Un peu plus sereine, Kiaraan s’engagea dans les pas d’Oksa. La pauvre avait une mine affreuse, comme si elle n’avait pas dormi de la nuit. Elle ne lui avait pas adressé la parole, se contentant de grognements irrités.

A nouveau, à mesure que le rythme de la marche scandait ses pensées, Kiaraan se mit à espérer que cette expédition, si téméraire qu’elle soit, lui apporterait enfin des réponses.

*

Ils surent qu’ils approchaient du village des Lupus quand ils commencèrent à grimper. Dans cette partie de la forêt, tout leur paraissait hostile et immense. Habitués à leur vallée retirée, à leurs bocages, aux flancs des montagnes recouverts de saules, de sfiliers et de frênes, ils étaient déroutés par le chaos sauvage de la végétation qui les entourait. Racines, branches noueuses, arbustes hérissés d’épines, mares cachées sous d’épais feuillages, toute la flore paraissait concourir pour leur faire obstacle. Même le vent chaud et acéré, plus puissant dans ces hauteurs, leur criait son hostilité.

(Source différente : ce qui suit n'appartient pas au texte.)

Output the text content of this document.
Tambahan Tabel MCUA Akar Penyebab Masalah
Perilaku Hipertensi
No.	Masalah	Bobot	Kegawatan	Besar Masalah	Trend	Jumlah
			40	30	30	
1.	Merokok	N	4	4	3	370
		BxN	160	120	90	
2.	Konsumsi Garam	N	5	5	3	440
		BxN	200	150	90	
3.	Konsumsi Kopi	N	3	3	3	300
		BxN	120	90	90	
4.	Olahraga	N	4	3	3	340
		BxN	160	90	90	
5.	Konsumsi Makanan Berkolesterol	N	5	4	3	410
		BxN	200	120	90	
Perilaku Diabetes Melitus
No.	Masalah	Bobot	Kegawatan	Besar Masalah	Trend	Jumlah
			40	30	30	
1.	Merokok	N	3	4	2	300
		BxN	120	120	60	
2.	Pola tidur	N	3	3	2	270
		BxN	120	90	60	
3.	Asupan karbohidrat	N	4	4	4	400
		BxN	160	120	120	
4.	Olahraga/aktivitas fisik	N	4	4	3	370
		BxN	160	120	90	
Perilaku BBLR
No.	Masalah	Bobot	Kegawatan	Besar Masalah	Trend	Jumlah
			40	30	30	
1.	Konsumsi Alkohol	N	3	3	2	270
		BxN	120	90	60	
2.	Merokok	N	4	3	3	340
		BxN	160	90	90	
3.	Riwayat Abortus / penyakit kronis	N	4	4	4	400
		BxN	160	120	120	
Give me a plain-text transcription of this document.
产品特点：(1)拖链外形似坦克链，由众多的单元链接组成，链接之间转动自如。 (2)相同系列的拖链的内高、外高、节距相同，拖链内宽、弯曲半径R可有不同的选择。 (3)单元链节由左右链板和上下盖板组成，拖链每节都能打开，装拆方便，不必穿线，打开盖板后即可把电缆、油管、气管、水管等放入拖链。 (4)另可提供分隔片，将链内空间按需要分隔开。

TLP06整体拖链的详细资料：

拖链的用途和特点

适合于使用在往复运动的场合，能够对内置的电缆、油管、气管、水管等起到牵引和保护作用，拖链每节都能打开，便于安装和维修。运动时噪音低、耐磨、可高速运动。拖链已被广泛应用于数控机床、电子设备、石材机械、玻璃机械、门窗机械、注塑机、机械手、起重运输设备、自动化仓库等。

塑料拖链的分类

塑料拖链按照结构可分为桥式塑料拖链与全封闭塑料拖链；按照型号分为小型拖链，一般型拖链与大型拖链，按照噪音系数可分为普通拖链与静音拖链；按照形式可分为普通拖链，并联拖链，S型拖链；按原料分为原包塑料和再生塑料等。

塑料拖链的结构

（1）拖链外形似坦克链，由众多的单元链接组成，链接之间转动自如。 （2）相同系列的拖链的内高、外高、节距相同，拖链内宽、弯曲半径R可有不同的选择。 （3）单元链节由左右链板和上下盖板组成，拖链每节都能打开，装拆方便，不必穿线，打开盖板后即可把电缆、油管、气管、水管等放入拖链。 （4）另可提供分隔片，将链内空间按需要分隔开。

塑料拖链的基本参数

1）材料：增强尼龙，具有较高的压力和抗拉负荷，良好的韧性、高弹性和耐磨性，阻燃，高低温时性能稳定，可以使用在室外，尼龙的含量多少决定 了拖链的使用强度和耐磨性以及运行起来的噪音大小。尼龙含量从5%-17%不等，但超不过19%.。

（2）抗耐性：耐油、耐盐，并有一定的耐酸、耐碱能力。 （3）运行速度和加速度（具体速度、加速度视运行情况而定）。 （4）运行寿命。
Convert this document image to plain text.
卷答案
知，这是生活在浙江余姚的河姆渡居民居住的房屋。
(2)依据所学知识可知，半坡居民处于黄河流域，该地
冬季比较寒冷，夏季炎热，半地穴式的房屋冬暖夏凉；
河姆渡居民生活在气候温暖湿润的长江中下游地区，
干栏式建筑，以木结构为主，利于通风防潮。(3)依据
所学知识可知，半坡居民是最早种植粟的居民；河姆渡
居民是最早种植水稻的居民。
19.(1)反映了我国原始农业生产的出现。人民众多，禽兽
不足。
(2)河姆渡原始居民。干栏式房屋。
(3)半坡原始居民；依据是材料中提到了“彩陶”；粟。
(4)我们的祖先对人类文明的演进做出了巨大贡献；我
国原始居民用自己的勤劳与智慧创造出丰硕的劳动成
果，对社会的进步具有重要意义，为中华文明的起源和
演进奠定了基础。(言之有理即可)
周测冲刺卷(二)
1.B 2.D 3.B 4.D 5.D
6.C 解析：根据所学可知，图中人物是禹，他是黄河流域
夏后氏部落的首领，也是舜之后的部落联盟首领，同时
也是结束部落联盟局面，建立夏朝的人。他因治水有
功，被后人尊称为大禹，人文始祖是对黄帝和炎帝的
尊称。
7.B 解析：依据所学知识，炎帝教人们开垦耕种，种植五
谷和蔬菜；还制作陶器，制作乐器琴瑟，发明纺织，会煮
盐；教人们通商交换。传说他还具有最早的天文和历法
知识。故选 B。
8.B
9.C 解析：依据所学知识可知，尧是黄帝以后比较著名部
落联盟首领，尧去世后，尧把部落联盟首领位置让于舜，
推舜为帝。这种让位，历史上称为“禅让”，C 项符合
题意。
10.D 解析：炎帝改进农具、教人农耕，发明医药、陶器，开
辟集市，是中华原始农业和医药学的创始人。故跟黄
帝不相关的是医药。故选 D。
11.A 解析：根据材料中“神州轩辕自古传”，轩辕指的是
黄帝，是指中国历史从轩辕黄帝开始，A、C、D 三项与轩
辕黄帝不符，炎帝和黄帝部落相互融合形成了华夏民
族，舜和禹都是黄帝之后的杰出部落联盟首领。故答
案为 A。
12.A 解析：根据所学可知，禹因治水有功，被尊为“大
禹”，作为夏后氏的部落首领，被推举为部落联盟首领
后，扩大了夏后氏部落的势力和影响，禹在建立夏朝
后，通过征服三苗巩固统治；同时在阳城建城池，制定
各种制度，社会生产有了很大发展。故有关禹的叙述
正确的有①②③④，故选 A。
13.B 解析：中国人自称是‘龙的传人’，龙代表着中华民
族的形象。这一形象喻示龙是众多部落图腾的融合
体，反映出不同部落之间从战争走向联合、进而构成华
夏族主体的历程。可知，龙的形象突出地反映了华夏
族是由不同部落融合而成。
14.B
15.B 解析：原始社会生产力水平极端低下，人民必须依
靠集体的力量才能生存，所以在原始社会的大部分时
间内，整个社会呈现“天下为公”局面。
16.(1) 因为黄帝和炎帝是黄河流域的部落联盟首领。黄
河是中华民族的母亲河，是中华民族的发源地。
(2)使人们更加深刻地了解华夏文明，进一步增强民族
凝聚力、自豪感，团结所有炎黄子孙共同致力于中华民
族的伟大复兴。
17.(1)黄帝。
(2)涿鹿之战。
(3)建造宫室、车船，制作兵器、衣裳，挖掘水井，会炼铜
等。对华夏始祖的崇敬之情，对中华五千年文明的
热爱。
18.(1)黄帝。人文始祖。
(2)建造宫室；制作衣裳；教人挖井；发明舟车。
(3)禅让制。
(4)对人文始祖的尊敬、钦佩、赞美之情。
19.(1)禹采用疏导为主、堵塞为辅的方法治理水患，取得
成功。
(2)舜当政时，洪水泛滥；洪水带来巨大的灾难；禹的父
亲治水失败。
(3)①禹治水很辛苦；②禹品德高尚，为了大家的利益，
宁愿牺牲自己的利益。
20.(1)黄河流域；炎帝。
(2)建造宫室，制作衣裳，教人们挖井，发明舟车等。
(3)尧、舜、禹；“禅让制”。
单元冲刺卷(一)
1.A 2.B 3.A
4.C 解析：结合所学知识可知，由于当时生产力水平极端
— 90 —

Fébriles et circonspects, jetant de fréquents regards autour d’eux, les hommes marchaient en observant un silence qui répondait à celui qui régnait sous les frondaisons.

Ils n’étaient pas les bienvenus.

*

 

Pier fit gravir au groupe une saillie rocheuse à quatre pattes, au bord de laquelle ils se penchèrent. Seuls leurs yeux arrondis de curiosité avide dépassaient.

  • Regardez dans les arbres, souffla le chef.

Les regards se levèrent, et la même expression stupéfaite se peignit sur tous les visages.

Invisibles, camouflées au milieu des feuillages, des cabanes en bois étaient érigées sur les branches basses de plusieurs arbres épais et puissants. Petites, à l’air fonctionnel, elles étaient solidement amarrées à la base des plus grosses branches, leurs toits se perdant dans le feuillage supérieur. Reliées les unes aux autres par des lianes ou des ponts de cordes, elles étaient ouvertes à tous vents. Des hamacs étaient suspendus de-ci, de-là, et leurs étoffes se balançaient doucement au gré de leurs occupants. C’était une image de quiétude à laquelle personne ne s’attendait, et tous restaient interdits et curieusement hésitants.

Au bout de la file d’yeux et de nez, Oksa et Kiaraan découvraient avec un ébahissement similaire ce nouveau monde qui s’offrait à elles. Partagées entre curiosité et prudence, elles s’étaient rapprochées du bord, profitant que tout le monde regardait ailleurs.

  • Ils ne sont pas si différents de nous, chuchota Oksa au bout d’un moment.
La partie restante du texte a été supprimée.